Today, we visited two very different churches with equally magnificent mosaics. In the morning, we visted the small church of Santa Maria dell'Ammiraglio, called Martorana. This small church in the heart of busy Palermo was built three years after the Palatine Chapel in 1143 by the Admiral (Ammiraglio) George of Antioch. The Admiral was the third most powerful man in the Norman Kingdom of Sicily. He hired the same artists from Constantinople to decorate the church with mosaics after they completed the Palatine Chapel. 

In 1193, aristorcrat Eloisa Martorana founded a women's Benedictine convent here, giving the second name to this church. Later, this same community invented marzipan, called Frutti di Martorana in Italian. In the 17th century, artistic tastes changed, and some of the mosaics were removed and replaced with Baroque frescoes and the ornate sculptures around the altar, resulting in a very eclectic decor. This church currently houses an Orthodox parish which celebrates the Divine Liturgy in this most beautiful space every weekend. During weekdays, it functions as a museum with an entrance fee and is full of tourists admiring the beauty of the mosaics.

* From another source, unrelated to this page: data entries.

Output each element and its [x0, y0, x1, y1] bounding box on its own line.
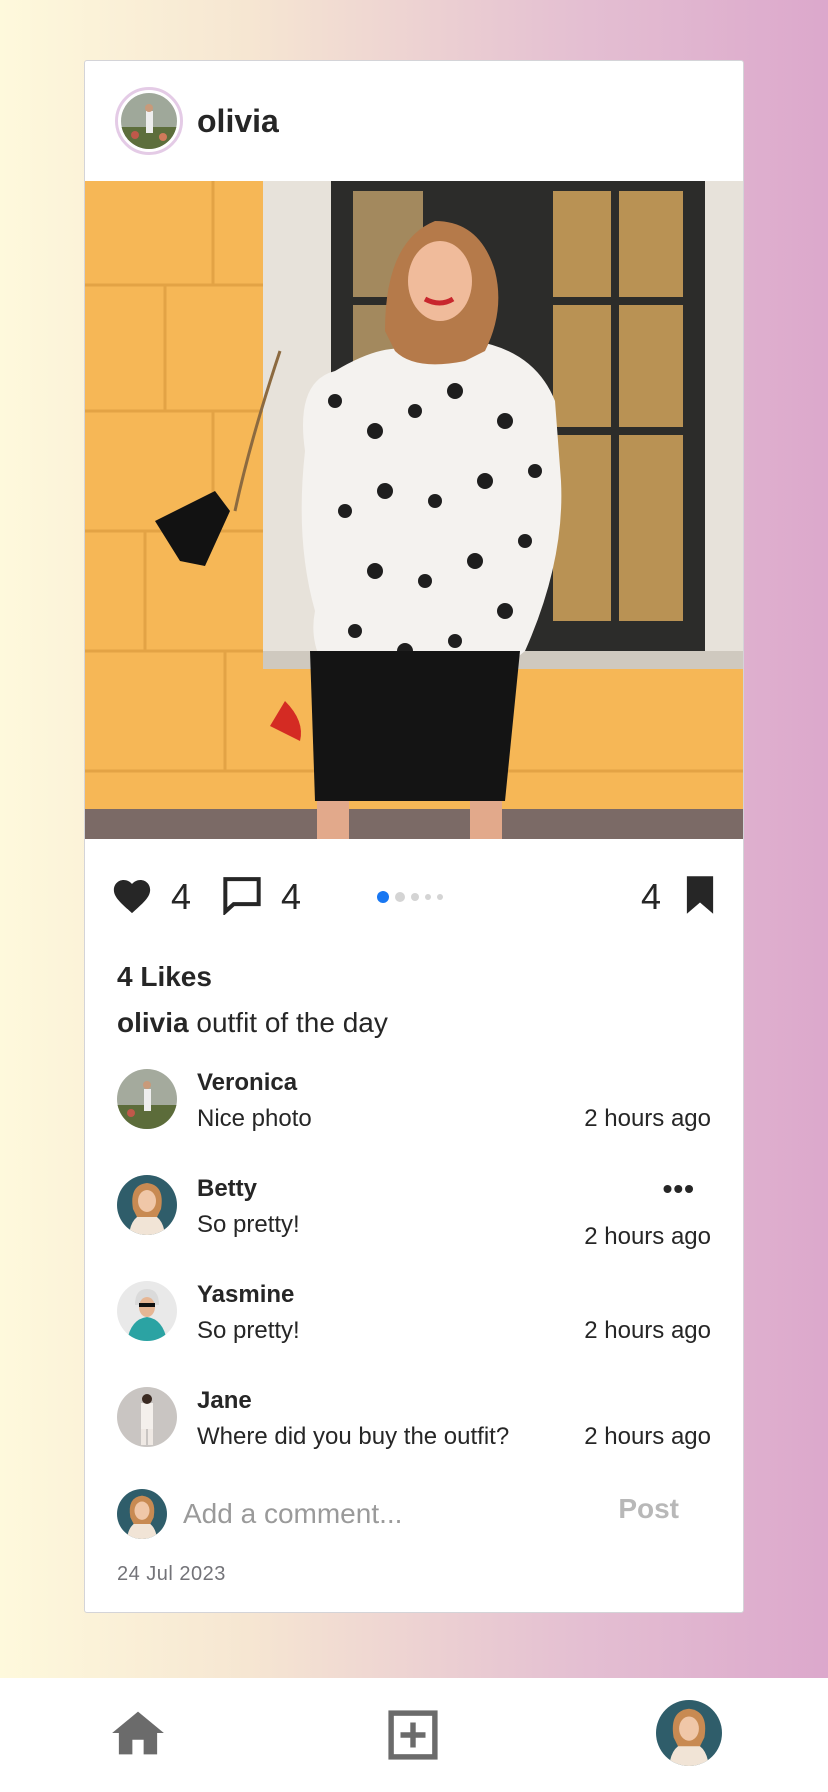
caption: olivia outfit of the day [85, 1007, 743, 1039]
comment-time: 2 hours ago [584, 1105, 711, 1132]
comment-time: 2 hours ago [584, 1223, 711, 1250]
post-header: olivia [85, 61, 743, 181]
comment-time: 2 hours ago [584, 1317, 711, 1344]
add-comment-row: Post [85, 1487, 743, 1557]
carousel-dot[interactable] [437, 894, 443, 900]
bottom-nav [0, 1678, 828, 1792]
author-avatar-image [121, 93, 177, 149]
post-card: olivia 4 4 4 4 Likes olivia outfit of th… [84, 60, 744, 1613]
like-heart-icon[interactable] [111, 876, 153, 919]
caption-username[interactable]: olivia [117, 1007, 189, 1038]
saves-count: 4 [640, 876, 661, 917]
comment-text: So pretty! [197, 1317, 300, 1344]
commenter-name[interactable]: Jane [197, 1387, 252, 1415]
commenter-name[interactable]: Betty [197, 1175, 257, 1203]
commenter-avatar[interactable] [117, 1069, 177, 1129]
caption-text: outfit of the day [196, 1007, 388, 1038]
comment-bubble-icon[interactable] [221, 875, 263, 920]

The mosaics are of the finest quality. The traditional Byzantine cross-in-square Church features a magnificent Christ Pantocrator in the dome surrounded by angels. Below Him are prophets and the four Evangelists in the pendentives (the triangular segments connecting the circular dome to the square nave). The north and south vaults feature Apostles. The east vault shows angels facing the altar. The vault west of the dome contains the Nativity of Christ and the Dormition of the Theotokos (the patron of the church). The apses of the side aisles show the parents of Saint Mary the Theotokos (and the grandparents of the Lord) Saints Joachim and Anna. The rest of the vaults have post-renaissance frescoes. The narthex features lovely portraits of both the ktetor Admiral George of Antioch presenting the church to the Theotokos and King Roger being crowned by Christ.